Web design doesn’t always have to be 2D: Hybrid Forest uses Cinema 4D and WebGL to create a picturesque 3D landscape for its own Website! 

The Stockholm, Sweden-based creative studio Hybrid Forest is a specialist for the production of VR worlds and 360° videos and deals with highly topical subjects that offer the young team endless design possibilities and creative freedom.

To test state-of-the-art methods of displaying 3D graphics in web browsers, the team experimented with WebGL technology. Still in its infancy, WebGL graphics use the graphics card’s power to render 3D graphics in Web browsers. Users don’t need any extra browser plug-ins.
Since Hybrid Forest needed an innovative Website that properly reflects their field of specialization, the team used the results of their WebGL experiments and used them to create their official company website.

For the design, the team at Hybrid Forest used Sweden’s idyllic nature and the team’s own fascination for 3D as inspiration: the site shows a 360° view of a picturesque landscape with a lake surrounded by mountains and a typical Swedish wooden house at the edge of a forest. If you look closely enough you will even see an animated bear.

The entire scene and all assets in it were modeled by 3D artist Ashley Reed using Cinema 4D. He made sure to keep the number of polygons low to create a stylized low-poly look and also optimize the scene’s performance for less powerful end user devices. The Polygon Pen tool was an important tool for the quick and easy creation of geometry. The Polygon Reduction tool was also used to reduce the complexity and triangulate the geometry of the mountains, which were created using the Sculpt feature. This step also prevented issues that can arise if non-triangulated assets are used in WebGL. By deleting the Phong tag, Ashley was able to accentuate the low-poly look because the polygons were no longer rounded by a soft surface shading.

Thanks to Cinema 4D’s ease of use, the team was able to concentrate entirely on expressing their creativeness: “Cinema 4D was the perfect tool that allowed us to create a great symbiosis between the modeler and me, the programmer,” explains Daniel Mayor, game engine and web developer at Hybrid Forest.

A particular challenge was integrating the assets created in Cinema 4D in WebGL on the Website. They were first exported as OBJs from Cinema 4D and a special tool was used to save them as JSON files. These files contain text that is readable for Web applications and can be integrated into the Website with the help of the Three.js JavaScript library.
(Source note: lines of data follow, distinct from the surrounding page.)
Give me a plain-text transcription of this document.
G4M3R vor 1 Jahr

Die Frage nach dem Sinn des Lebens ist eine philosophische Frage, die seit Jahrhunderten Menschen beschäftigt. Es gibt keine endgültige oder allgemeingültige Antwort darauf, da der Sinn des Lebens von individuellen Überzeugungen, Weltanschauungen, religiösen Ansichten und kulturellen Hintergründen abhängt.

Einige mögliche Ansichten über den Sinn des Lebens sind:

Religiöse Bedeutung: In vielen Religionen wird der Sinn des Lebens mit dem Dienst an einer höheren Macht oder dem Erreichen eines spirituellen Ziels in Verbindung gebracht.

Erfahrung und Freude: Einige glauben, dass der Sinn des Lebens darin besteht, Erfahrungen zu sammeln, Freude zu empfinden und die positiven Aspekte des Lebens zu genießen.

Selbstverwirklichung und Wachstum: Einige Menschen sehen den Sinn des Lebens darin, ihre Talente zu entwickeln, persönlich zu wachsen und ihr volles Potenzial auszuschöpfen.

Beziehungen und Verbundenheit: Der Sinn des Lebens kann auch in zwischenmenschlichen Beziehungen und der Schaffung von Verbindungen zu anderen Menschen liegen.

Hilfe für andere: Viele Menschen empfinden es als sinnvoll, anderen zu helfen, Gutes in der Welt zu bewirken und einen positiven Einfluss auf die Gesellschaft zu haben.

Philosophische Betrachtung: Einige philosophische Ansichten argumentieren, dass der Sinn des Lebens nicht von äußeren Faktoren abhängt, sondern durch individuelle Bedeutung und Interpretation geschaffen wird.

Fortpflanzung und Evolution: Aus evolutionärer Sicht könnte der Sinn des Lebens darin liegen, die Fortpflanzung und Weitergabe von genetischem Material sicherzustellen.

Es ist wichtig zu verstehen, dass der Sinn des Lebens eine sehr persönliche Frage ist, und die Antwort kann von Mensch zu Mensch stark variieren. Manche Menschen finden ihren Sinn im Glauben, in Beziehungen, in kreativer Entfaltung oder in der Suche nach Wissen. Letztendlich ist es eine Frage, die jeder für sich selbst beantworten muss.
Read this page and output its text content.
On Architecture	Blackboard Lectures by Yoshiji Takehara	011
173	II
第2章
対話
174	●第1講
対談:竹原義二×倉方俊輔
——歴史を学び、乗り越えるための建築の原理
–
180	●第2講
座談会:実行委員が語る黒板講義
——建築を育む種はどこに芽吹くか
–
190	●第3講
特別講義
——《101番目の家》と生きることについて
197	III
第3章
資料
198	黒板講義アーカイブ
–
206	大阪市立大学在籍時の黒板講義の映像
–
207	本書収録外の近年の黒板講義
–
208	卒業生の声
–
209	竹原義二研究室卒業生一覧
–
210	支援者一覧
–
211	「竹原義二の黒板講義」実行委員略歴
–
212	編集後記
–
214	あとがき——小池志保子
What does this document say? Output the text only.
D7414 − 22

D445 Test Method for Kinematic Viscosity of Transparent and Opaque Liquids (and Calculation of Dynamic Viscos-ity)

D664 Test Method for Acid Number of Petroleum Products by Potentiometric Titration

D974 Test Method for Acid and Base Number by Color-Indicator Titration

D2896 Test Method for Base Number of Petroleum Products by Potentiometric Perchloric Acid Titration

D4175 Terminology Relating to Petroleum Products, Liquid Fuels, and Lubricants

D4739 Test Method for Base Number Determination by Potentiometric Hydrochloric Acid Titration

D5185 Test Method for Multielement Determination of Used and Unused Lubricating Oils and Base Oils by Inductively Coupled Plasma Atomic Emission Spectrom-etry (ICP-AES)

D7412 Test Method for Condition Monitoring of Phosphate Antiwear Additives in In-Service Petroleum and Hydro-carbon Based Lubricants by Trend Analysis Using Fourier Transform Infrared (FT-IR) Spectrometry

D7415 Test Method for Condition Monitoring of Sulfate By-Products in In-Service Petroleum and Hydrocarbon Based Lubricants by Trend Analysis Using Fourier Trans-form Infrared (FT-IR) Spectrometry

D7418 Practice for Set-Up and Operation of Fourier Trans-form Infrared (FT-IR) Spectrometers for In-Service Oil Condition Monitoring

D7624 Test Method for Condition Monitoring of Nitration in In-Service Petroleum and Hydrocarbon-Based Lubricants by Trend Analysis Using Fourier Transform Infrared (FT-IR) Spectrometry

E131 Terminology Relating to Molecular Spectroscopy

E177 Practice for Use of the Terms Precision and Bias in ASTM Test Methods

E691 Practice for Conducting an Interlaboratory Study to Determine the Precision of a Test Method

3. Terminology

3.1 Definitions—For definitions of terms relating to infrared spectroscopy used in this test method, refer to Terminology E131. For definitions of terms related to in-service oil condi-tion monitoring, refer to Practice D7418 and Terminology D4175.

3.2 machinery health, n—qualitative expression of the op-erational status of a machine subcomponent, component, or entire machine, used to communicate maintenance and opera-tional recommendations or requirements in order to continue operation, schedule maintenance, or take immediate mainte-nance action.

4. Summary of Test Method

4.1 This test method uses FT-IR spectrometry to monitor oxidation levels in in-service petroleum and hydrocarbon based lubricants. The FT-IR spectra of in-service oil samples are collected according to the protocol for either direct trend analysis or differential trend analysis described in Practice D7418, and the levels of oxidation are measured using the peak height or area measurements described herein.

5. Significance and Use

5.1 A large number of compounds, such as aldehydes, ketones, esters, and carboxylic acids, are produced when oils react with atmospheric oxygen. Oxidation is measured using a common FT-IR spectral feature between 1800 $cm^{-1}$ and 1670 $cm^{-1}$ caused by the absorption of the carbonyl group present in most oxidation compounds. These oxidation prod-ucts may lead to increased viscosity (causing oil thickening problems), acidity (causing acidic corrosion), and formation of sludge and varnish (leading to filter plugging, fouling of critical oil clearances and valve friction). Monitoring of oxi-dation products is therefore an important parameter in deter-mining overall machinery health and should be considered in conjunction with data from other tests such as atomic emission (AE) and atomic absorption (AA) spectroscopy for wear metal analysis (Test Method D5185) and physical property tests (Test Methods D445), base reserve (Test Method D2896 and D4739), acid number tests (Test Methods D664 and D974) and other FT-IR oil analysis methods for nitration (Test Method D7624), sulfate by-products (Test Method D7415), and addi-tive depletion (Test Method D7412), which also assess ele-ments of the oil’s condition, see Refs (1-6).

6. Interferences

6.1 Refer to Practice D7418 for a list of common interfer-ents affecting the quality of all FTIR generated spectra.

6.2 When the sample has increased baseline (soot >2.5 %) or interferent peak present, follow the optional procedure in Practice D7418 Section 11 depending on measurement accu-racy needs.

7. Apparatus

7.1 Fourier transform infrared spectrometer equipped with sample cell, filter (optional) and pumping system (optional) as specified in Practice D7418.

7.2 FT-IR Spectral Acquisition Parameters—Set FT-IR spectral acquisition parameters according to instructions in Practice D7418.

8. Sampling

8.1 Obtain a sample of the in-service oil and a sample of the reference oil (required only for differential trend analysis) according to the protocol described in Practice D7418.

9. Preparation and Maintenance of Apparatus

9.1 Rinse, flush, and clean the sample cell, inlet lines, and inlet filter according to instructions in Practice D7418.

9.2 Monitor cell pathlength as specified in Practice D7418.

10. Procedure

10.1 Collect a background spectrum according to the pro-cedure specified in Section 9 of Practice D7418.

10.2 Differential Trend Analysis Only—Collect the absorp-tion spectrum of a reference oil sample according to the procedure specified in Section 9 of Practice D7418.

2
When the scene was finally up and running in the browser with WebGL, the team experienced limitations to the technology, which prevented realistic shadow casting in the browser. This is why they then deactivated the shadows in the scene entirely. Coincidentally, the light in combination with the low-poly optics in the scene generated shading that gave the impression of cast shadows. They added an Easter Egg by making the position of the sun change according to the time set on the user’s computer. Visitors to the site can also affect the position of the sun using an interface and switch between day and night lighting.

The launch of their very innovative Website was a complete success for the team at Hybrid Forest: The project was presented at an inspirational service for designers and was nominated for a design award at AWWWARDS.

Hybrid Forest was impressed by Cinema 4D and an increasing number of staff is using the software. The team also conducts Cinema 4D workshops on a regular basis. 3D artist Ashley Reed is a big fan of Cinema 4D’s ease of use: “Working with Cinema 4D is incredibly fun because it lets me concentrate entirely on the realization of my ideas.”